– Le besoin de médiation en développement urbain. – D'une dimension purement privée, basée sur un droit de propriété absolu, la construction de la ville a évolué vers une dimension plus collective.
Le Code civil a opté pour une propriété unitaire et exclusive, notamment du sol, en réaction à la propriété divisée de l'Ancien Régime. Rapidement, au cours du XX
e siècle, les prérogatives absolues du propriétaire privé furent encadrées par la théorie de l'abus de droit, puis le propriétaire fut appelé à répondre des troubles anormaux du voisinage, y compris en l'absence de faute. Progressivement, comme l'indiquait Raymond Saleilles, le propriétaire « monarque absolu est devenu roi constitutionnel » sous le poids de l'intérêt général. Ses prérogatives ont ensuite été conditionnées à l'obtention d'autorisations d'urbanisme pour construire, aménager, diviser un terrain, ainsi, désormais, qu'au contrôle de l'impact de ses décisions sur l'environnement.

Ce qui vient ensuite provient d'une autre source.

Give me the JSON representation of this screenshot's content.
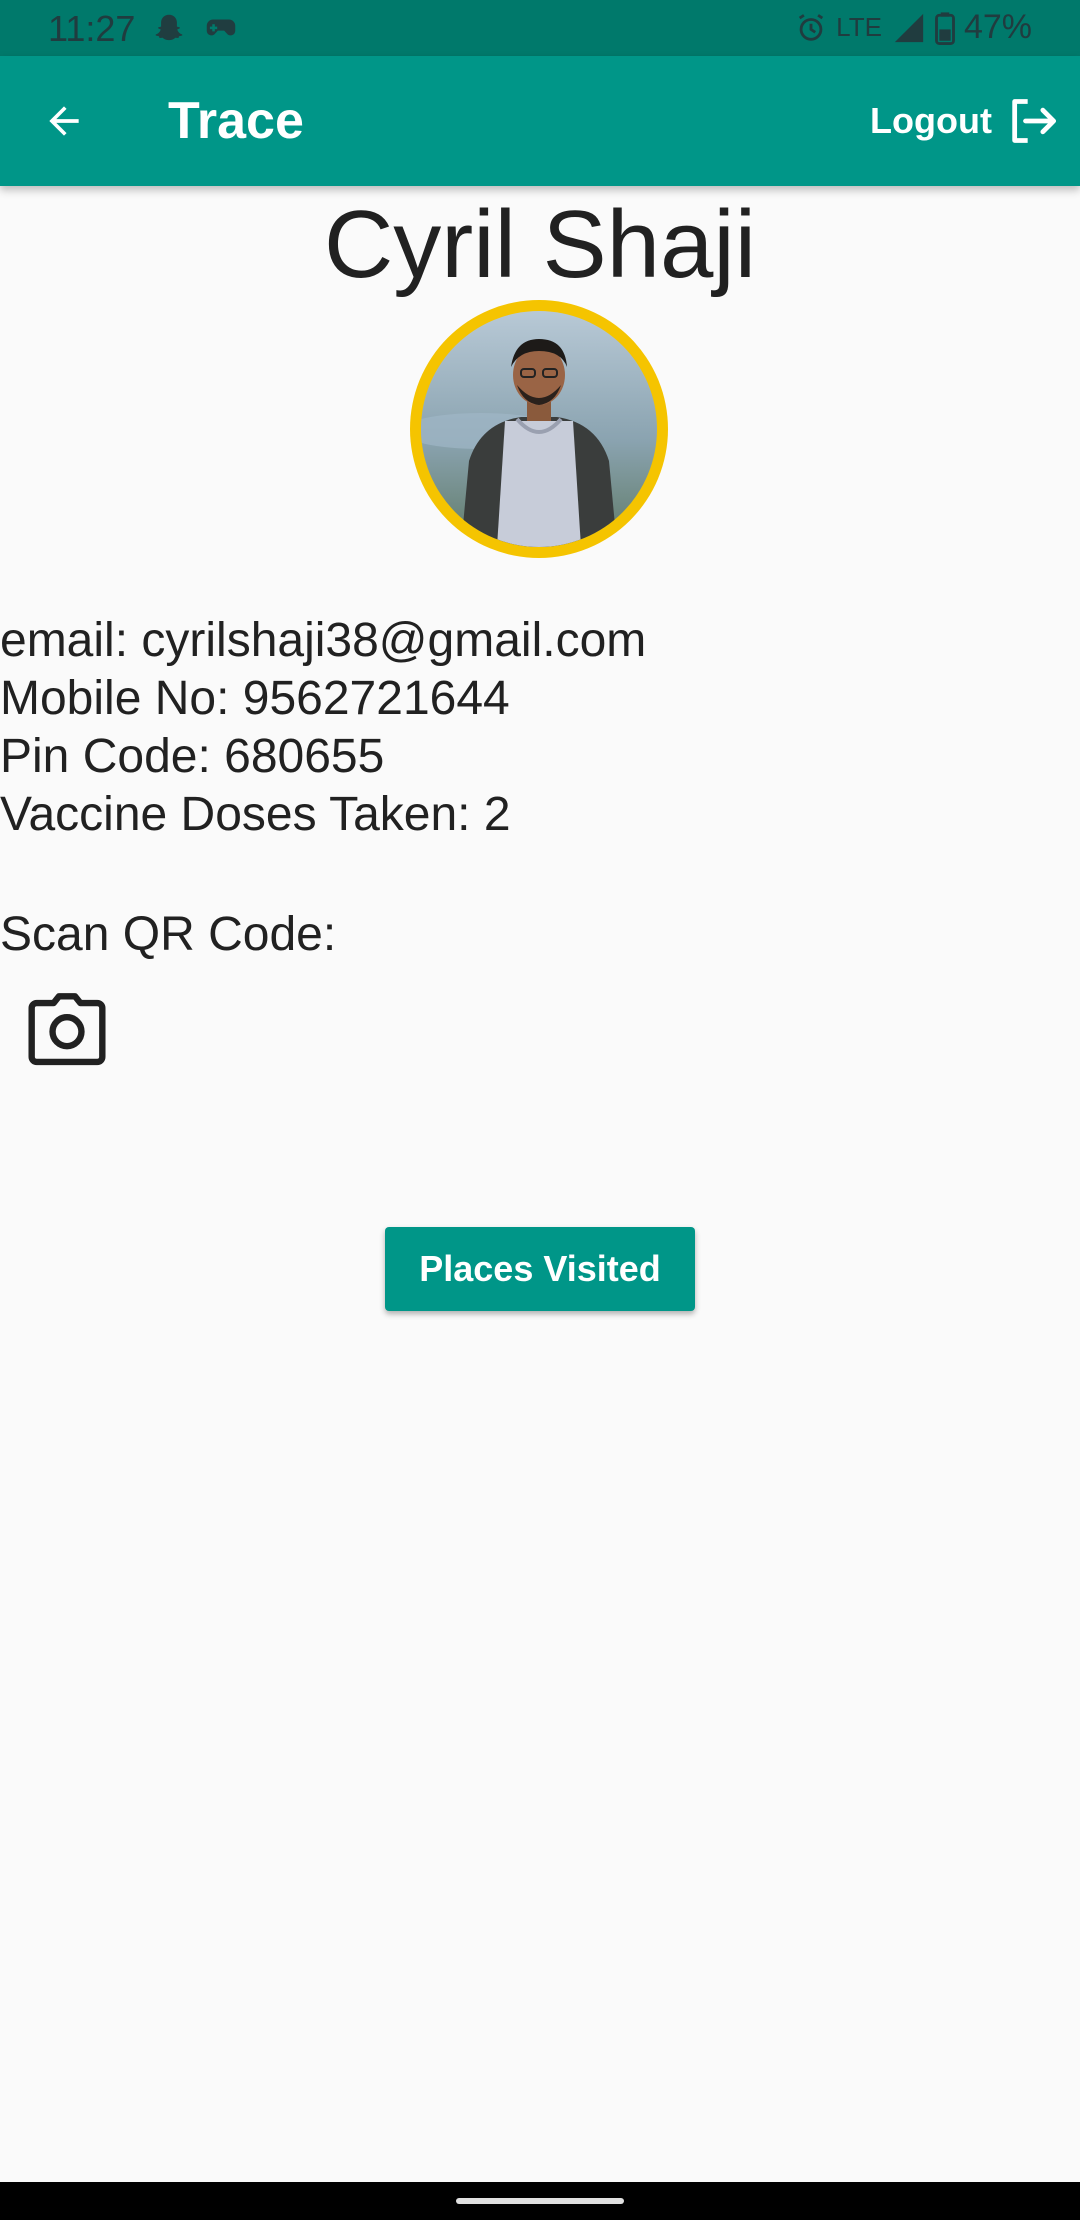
{
  "status_bar": {
    "time": "11:27",
    "network": "LTE",
    "battery": "47%",
    "left_icons": [
      "snapchat-icon",
      "game-controller-icon"
    ],
    "right_icons": [
      "alarm-icon",
      "signal-icon",
      "battery-icon"
    ]
  },
  "app_bar": {
    "title": "Trace",
    "logout_label": "Logout",
    "back_icon": "arrow-back-icon",
    "logout_icon": "logout-icon"
  },
  "profile": {
    "name": "Cyril Shaji",
    "avatar_icon": "profile-photo",
    "avatar_ring_color": "#f5c400",
    "email_line": "email: cyrilshaji38@gmail.com",
    "mobile_line": "Mobile No: 9562721644",
    "pin_line": "Pin Code: 680655",
    "vaccine_line": "Vaccine Doses Taken: 2"
  },
  "scan": {
    "label": "Scan QR Code:",
    "camera_icon": "camera-icon"
  },
  "actions": {
    "places_visited_label": "Places Visited"
  },
  "colors": {
    "primary": "#009688",
    "status_bar": "#00796b",
    "background": "#fafafa",
    "text": "#212121"
  }
}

À l'aune du réchauffement climatique et des bouleversements induits dans les modes de vie et d'occupation des sols, l'urbanisation doit plus que jamais tenir compte de la dimension collective d'un projet de construction, d'aménagement ou de renouvellement urbain.
Les tiers souhaitent être davantage parties prenantes aux projets qui vont transformer leur environnement proche, et plus seulement se positionner en qualité de victimes d'un abus de droit, d'un préjudice ou de simples spectateurs de l'application des règles du PLU.
Une médiation met face à face les intérêts privés (du promoteur, du propriétaire du foncier) et les intérêts collectifs (des voisins et usagers, de la collectivité publique) pour dépasser cette dichotomie classique et éviter autant que faire se peut les situations de blocage. La médiation a donc toute sa place dans le processus d'évolution de la ville et des territoires.
Les efforts du législateur et des juges pour simplifier les normes, améliorer leur compréhension et limiter les recours contre les permis de construire ne sont pas suffisants. Malgré le mouvement de régularisation des autorisations d'urbanisme imparfaites et de sanction des recours abusifs, force est de constater une remise en cause quasi systématique des projets (surtout dans les grandes villes), généralement sans lien avec la réglementation mais sous-tendue par des motivations économiques, politiques, environnementales ou touchant à l'affect ou l'émotion.
Les opérateurs privés font face à un système très pernicieux dans lequel ils se retrouvent contraints à négocier généralement de fortes indemnités dans le cadre d'une transaction afin que les requérants se désistent d'une instance portée devant le juge administratif arguant d'une pseudo non-conformité réglementaire du permis, alors que leur motivation relève plutôt des troubles anormaux du voisinage qui devraient être portés devant le juge judiciaire. Mais celui-ci exige un niveau élevé d'anormalité dans le trouble pour le reconnaître. Les requérants jouent donc la montre, exposant les opérateurs à de lourds risques financiers, et contribuant par ailleurs au renchérissement du coût du foncier par le versement d'indemnités transactionnelles sans réel lien avec le trouble de jouissance potentiellement subi mais basées sur l'intensité du risque qui pèse sur le permis de construire.
Et ce phénomène s'installe naturellement dans la nécessaire reconstruction de la ville sur elle-même à l'aune du zéro artificialisation nette (ZAN), avec des projets de plus en plus denses, contraints et complexes.
Si la norme est nécessaire, elle ne suffit donc plus.